更沒想到,那個曾與她洞房燕好、讓她糾纏兩世、無論怎麼自我說服也忘不了放不下的人,不是闕聿宸,而是——趙睿康!
「不——」
季寧嵐蒼白著臉,雙手死死攥緊掌心的羅帕,不可置信地低喃。
「不是真的……這不是真的……」
這怎麼可能是真的?!她無法相信他剛剛說的那番話是真的!
她前世穿越,今生重生,一直以為,這世上,有著如此離奇經歷、受老天爺一再眷顧的,絕對只她一人。這從前世「雖為庶女、卻以嫡女的份位嫁得如意郎君」便可獲知。
可重生後至今,她卻始終沒想明白︰為何屬于她的一切,轉眼會落到他人的懷里?明明她才是女主命,卻淪落到與眾女共事一夫的地步,且得寵的還不是自己……
那麼多的不解,那麼多的疑惑,直到方才,才總算透析︰原來,不是她記錯了,也不是她哪里做錯了,而是,世道變了,重生的不止她一個,還有人在暗中推動著命運的齒輪,有意無意地改變了這一世的格局……
趙睿康……
想到景安王邪笑著在她頸畔吹氣,吐露了那樁在她看來極為**的事、又半逼半誘地迫她參與他精心布置了從重生到現今的多年計劃時,她徹底地驚呆了。
完全想不起自己是怎麼離開御花園、回到永樂宮的,只知道那人瘋了,徹頭徹尾的瘋子!前世瘋狂,今生更甚!
「你道前世,闕聿宸為何娶你?娶了你又為何將你撂在新房片刻不留地趕赴北關?告訴你也無妨,他娶你,是皇兄想拉攏季鶴天,當時整個朝中,除了闕家對他死忠。
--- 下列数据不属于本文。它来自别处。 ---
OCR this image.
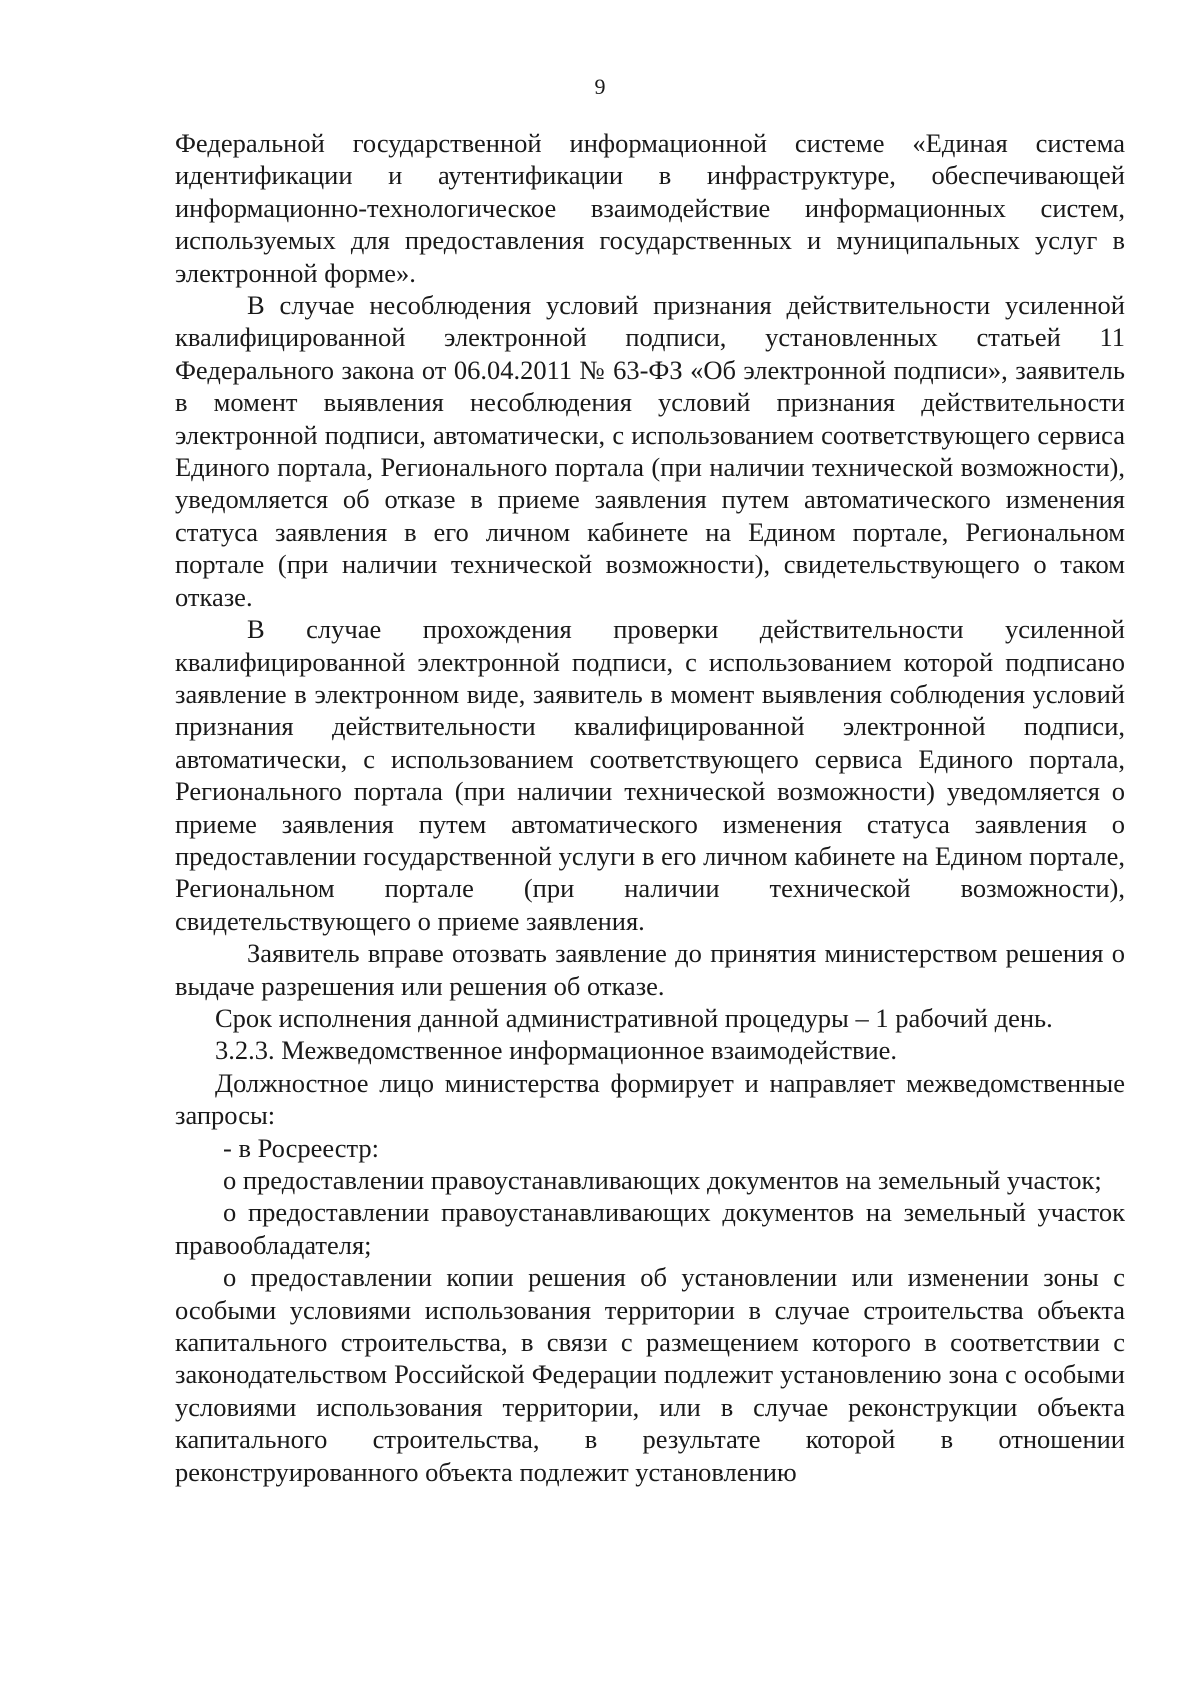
9

Федеральной государственной информационной системе «Единая система идентификации и аутентификации в инфраструктуре, обеспечивающей информационно-технологическое взаимодействие информационных систем, используемых для предоставления государственных и муниципальных услуг в электронной форме».

В случае несоблюдения условий признания действительности усиленной квалифицированной электронной подписи, установленных статьей 11 Федерального закона от 06.04.2011 № 63-ФЗ «Об электронной подписи», заявитель в момент выявления несоблюдения условий признания действительности электронной подписи, автоматически, с использованием соответствующего сервиса Единого портала, Регионального портала (при наличии технической возможности), уведомляется об отказе в приеме заявления путем автоматического изменения статуса заявления в его личном кабинете на Едином портале, Региональном портале (при наличии технической возможности), свидетельствующего о таком отказе.

В случае прохождения проверки действительности усиленной квалифицированной электронной подписи, с использованием которой подписано заявление в электронном виде, заявитель в момент выявления соблюдения условий признания действительности квалифицированной электронной подписи, автоматически, с использованием соответствующего сервиса Единого портала, Регионального портала (при наличии технической возможности) уведомляется о приеме заявления путем автоматического изменения статуса заявления о предоставлении государственной услуги в его личном кабинете на Едином портале, Региональном портале (при наличии технической возможности), свидетельствующего о приеме заявления.

Заявитель вправе отозвать заявление до принятия министерством решения о выдаче разрешения или решения об отказе.

Срок исполнения данной административной процедуры – 1 рабочий день.

3.2.3. Межведомственное информационное взаимодействие.

Должностное лицо министерства формирует и направляет межведомственные запросы:

- в Росреестр:

о предоставлении правоустанавливающих документов на земельный участок;

о предоставлении правоустанавливающих документов на земельный участок правообладателя;

о предоставлении копии решения об установлении или изменении зоны с особыми условиями использования территории в случае строительства объекта капитального строительства, в связи с размещением которого в соответствии с законодательством Российской Федерации подлежит установлению зона с особыми условиями использования территории, или в случае реконструкции объекта капитального строительства, в результате которой в отношении реконструированного объекта подлежит установлению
其他人,一部分立場中立,誰得高位,便听誰,一部分,都已站到了我這一邊,只要金狼國突破北關大防,闕字幡兵馬中計覆沒,他哪還有可抗之力?至于喬家,喬世瀟掌著兵部不假。也與闕聿宸私交過硬。可這人可正可邪。加上喬家其他在朝中佔一席之位的人,有部分已被我拉攏,倘若宮里的喬貴妃,再出點什麼意外。喬世瀟臨陣倒戈靠向我也不是不可能……」
「至于你,以及季家,皇兄有意拉攏,我又何嘗不想?即便爭取不到喬世瀟,拉攏季鶴天這個副手,也不錯。再者,闕聿宸接到北關急報匆匆離城,我怎能坐視如此美艷奪目的新娘子,在初夜就遭冷落呢?……」
是他……竟是他……
前世讓她一夜沉湎的。不是拜過堂的丈夫,而是趙睿康。
難怪那夜的她,總覺得哪里不對勁,那麼嫻熟的技巧,那麼孟浪的舉動。不像是整日浸婬兵法、陣仗的人,可轉念想到男人面臨這種事時,或許真會無師自通,也就沒想更多,也無暇再想更多……直至第二日,春潮散盡,她方听丫鬟說,姑爺已經出城赴北關了……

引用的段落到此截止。